Once the pipeline data has been entered and the measurement started, all other steps are performed without the intervention of the operator. The measured noises are constantly analyzed in the background and the optimal filter settings selected. The on-screen display shows concrete information about the position of the leak instead of having to interpret complex curves. The calculations shown in the display provide the user with constant information. The SeCorr C 200 is certified to IP67 and therefore ideal for use in extreme ambient conditions. Dirt, dust, and moisture will not affect its functionality. The powerful integrated lithium-ion rechargeable battery means the receiver can be used all day long without interruption. It is also lightweight and ergonomic, further adding to its ease of use.
WaterSignal measures water flow in real time, allowing for fast detection of leaks and water conservation. The system allows Portfolio managers to login with any internet-accessible device and see a centralized dashboard of current water consumption across all sections of the water supply system. Its unique hourly and daily alert levels warn managers about excessive losses and prevent subsequent high billings. This real-time water use reading is far more efficient than standard monthly meter readings. The WaterSignal technology is directly installed on a water meter and then proceeds to manually calibrate the device to ensure accuracy. Data is then acquired continuously in real time and uploaded to a secure data center. The accumulated water use data is available to operators 24/7 through any internet device (iPhone, iPad, laptop, etc.). A sudden spike in water flow, indicating a catastrophic leak, will result in alerts being sent to the operators via email and SMS text message.

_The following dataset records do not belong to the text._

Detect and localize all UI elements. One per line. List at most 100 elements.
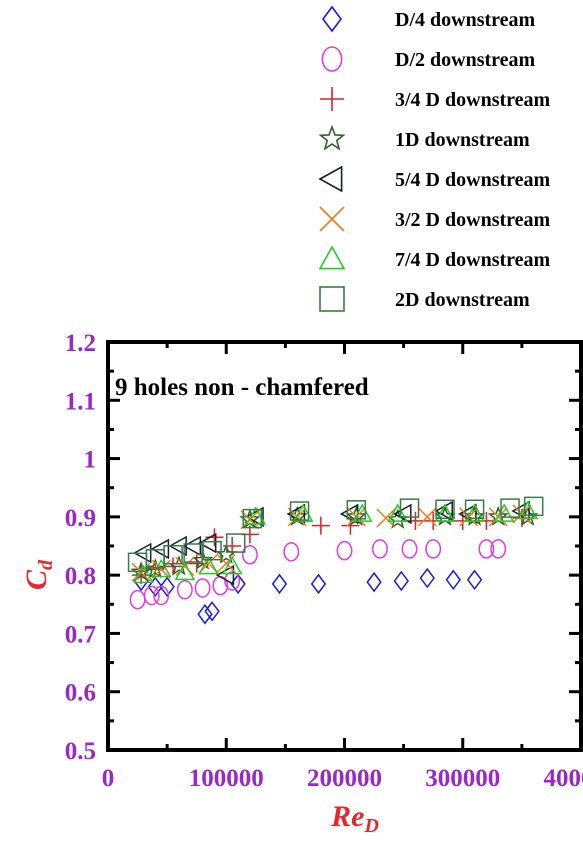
legend: D/4 downstream D/2 downstream 3/4 D downst… — [318, 5, 551, 312]
data-point — [464, 503, 485, 522]
data-point — [464, 499, 485, 520]
data-point — [147, 576, 163, 598]
data-point — [194, 578, 211, 598]
data-point — [245, 506, 264, 528]
data-point — [198, 555, 219, 575]
data-point — [289, 501, 310, 521]
legend-entry: 2D downstream — [319, 286, 530, 312]
data-point — [175, 556, 195, 576]
legend-entry: 3/2 D downstream — [319, 206, 551, 232]
y-tick-label: 0.5 — [65, 738, 96, 765]
legend-label: 7/4 D downstream — [395, 249, 551, 271]
data-point — [221, 555, 243, 575]
data-point — [163, 544, 183, 565]
data-point — [242, 508, 263, 529]
x-axis-title-sub: D — [363, 815, 378, 837]
y-axis-title-main: C — [20, 569, 53, 590]
data-point — [144, 558, 166, 579]
y-tick-label: 0.9 — [65, 505, 96, 532]
data-point — [399, 498, 420, 518]
data-point — [366, 571, 382, 593]
data-point — [271, 573, 288, 595]
annotation-label: 9 holes non - chamfered — [115, 374, 369, 401]
data-point — [224, 571, 241, 591]
x-tick-label: 300000 — [425, 765, 500, 792]
data-point — [168, 535, 187, 557]
data-point — [387, 503, 408, 522]
x-axis-title-main: Re — [330, 800, 364, 833]
data-point — [132, 542, 152, 564]
legend-entry: D/4 downstream — [322, 5, 536, 33]
y-tick-label: 1.1 — [65, 388, 96, 415]
y-axis-title: Cd — [20, 559, 57, 590]
data-point — [434, 503, 456, 522]
data-point — [153, 585, 170, 606]
data-point — [176, 579, 193, 600]
data-point — [500, 498, 520, 518]
data-point — [466, 569, 483, 591]
data-point — [490, 539, 507, 559]
legend-marker — [320, 87, 344, 111]
legend-entry: 3/4 D downstream — [320, 87, 551, 111]
data-point — [205, 528, 224, 547]
legend-marker — [318, 124, 346, 151]
data-point — [445, 569, 461, 591]
legend-label: D/2 downstream — [395, 49, 536, 71]
legend-marker — [319, 286, 345, 312]
data-point — [406, 511, 425, 530]
data-point — [351, 503, 373, 522]
y-tick-label: 1.2 — [65, 330, 96, 357]
legend-entry: 1D downstream — [318, 124, 530, 151]
series-2d-downstream — [127, 496, 544, 573]
data-point — [346, 500, 367, 520]
y-tick-label: 0.7 — [65, 621, 96, 648]
x-tick-label: 0 — [102, 765, 115, 792]
data-point — [435, 499, 455, 520]
data-point — [174, 561, 196, 581]
legend-marker — [318, 165, 343, 193]
data-point — [183, 543, 203, 563]
svg-text:ReD: ReD — [330, 800, 379, 837]
data-point — [292, 503, 314, 522]
x-tick-label: 100000 — [189, 765, 264, 792]
data-point — [425, 539, 442, 559]
x-axis-title: ReD — [330, 800, 379, 837]
legend-label: 3/4 D downstream — [395, 89, 551, 111]
legend-entry: D/2 downstream — [321, 46, 536, 72]
data-point — [202, 540, 222, 561]
data-point — [133, 564, 154, 584]
legend-label: 5/4 D downstream — [395, 169, 551, 191]
x-tick-label: 400000 — [544, 765, 583, 792]
data-point — [517, 500, 539, 519]
data-point — [245, 506, 267, 525]
data-point — [372, 539, 388, 559]
data-point — [130, 561, 152, 582]
data-point — [310, 573, 327, 595]
legend-entry: 7/4 D downstream — [318, 245, 551, 271]
data-point — [150, 538, 170, 560]
data-point — [493, 503, 515, 522]
data-point — [129, 589, 146, 610]
data-point — [197, 532, 217, 554]
data-point — [197, 603, 213, 625]
data-point — [283, 542, 300, 562]
data-point — [478, 539, 495, 559]
data-point — [143, 585, 160, 606]
legend-marker — [319, 206, 345, 232]
axis-ticks: 0.5 0.6 0.7 0.8 0.9 1 1.1 1.2 0 100000 200000 30000… — [65, 330, 583, 792]
data-point — [419, 567, 435, 589]
data-point — [311, 516, 330, 535]
data-point — [159, 576, 175, 598]
legend-label: 1D downstream — [395, 129, 530, 151]
legend-marker — [318, 245, 346, 270]
data-point — [182, 535, 202, 557]
series-7-4-d-downstream — [133, 500, 539, 584]
data-point — [417, 507, 437, 527]
data-point — [225, 533, 246, 553]
data-point — [376, 508, 396, 528]
data-point — [336, 540, 353, 561]
legend-label: 3/2 D downstream — [395, 209, 551, 231]
series-d-2-downstream — [129, 539, 507, 610]
data-point — [204, 601, 220, 622]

The alert will include specific data indicating which water line has broken and how much water has been lost. This system has been used successfully in a number of commercial and public applications.

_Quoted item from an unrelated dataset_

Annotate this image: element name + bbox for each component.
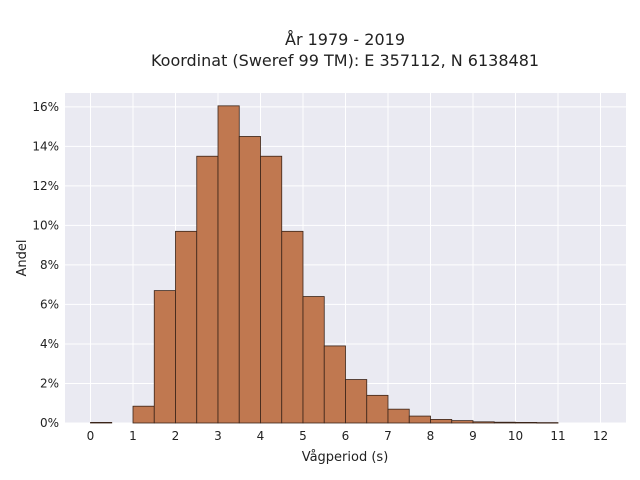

- In 2015, WaterSignal installed a device in Miami, FL, to monitor the main domestic water line servicing 1050 and 1060 Brickell Avenue. The Brickell is a two-tower condo development featuring 576 contemporary condos. Later that August, WaterSignal detected that water usage had exceeded the alert level by 7,500 gallons. Prior to the installation of WaterSignal less than two weeks earlier, the Brickell Avenue site had been experiencing unexplained water bill increases but had no way to monitor and analyze water use. Had the leak remained undetected, the property would have paid an additional $19,000/week (based on local water/sewer rate of $11.37/1000 gallons). The source was quickly discovered to be a catastrophic leak from the cooling tower make-up line, allowing water to continuously flow into the parking garage.

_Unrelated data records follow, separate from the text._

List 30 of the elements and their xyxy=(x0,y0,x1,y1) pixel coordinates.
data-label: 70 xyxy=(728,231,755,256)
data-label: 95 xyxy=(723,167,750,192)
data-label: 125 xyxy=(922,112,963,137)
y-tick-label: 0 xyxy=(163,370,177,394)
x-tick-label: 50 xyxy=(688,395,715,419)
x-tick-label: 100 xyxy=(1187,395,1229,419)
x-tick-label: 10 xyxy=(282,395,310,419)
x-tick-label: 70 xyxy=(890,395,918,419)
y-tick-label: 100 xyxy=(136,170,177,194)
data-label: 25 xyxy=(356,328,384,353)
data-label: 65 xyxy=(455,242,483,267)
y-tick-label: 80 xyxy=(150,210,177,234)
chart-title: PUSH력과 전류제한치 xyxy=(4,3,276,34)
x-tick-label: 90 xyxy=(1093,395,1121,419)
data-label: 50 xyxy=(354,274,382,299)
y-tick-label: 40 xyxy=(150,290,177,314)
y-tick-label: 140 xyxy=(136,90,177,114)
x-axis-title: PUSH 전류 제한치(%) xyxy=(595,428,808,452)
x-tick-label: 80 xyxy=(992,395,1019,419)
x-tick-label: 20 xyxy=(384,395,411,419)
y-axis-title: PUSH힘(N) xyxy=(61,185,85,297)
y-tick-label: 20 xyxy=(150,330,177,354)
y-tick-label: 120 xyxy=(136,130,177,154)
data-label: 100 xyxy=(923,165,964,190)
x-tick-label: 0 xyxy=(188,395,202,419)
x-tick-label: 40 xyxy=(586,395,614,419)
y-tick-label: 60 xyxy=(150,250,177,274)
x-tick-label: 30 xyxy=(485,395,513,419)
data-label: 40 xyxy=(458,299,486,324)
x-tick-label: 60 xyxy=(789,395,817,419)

- In 2012, WaterSignal installed devices to monitor the main domestic water meter and fire line at Heathermoor Apartments in Columbus, OH, which included 280 updated apartment homes. By January, the property was exceeding the usage benchmark by 30,000 gallons daily. Due to WaterSignal’s real-time water monitoring, it was discovered that water usage had greatly increased over a period of time. Had the leaks remained undetected, the property would have continued to pay an additional $1,125/week.
- In 2016, WaterSignal installed a device to monitor the irrigation meter for a corporate office building in Sugar Land, TX. This office park featured 176,000 square feet of premier commercial office space, and the irrigation water was used to maintain a green landscape. Two weeks after installation, WaterSignal alerted the property to excessive usage on the irrigation meter (something the owner has no way of knowing prior to using WaterSignal). WaterSignal was able to provide building managers with comparable water data, allowing them to see an irrigation leak that was causing 1.5 million gallons over the property’s monthly average.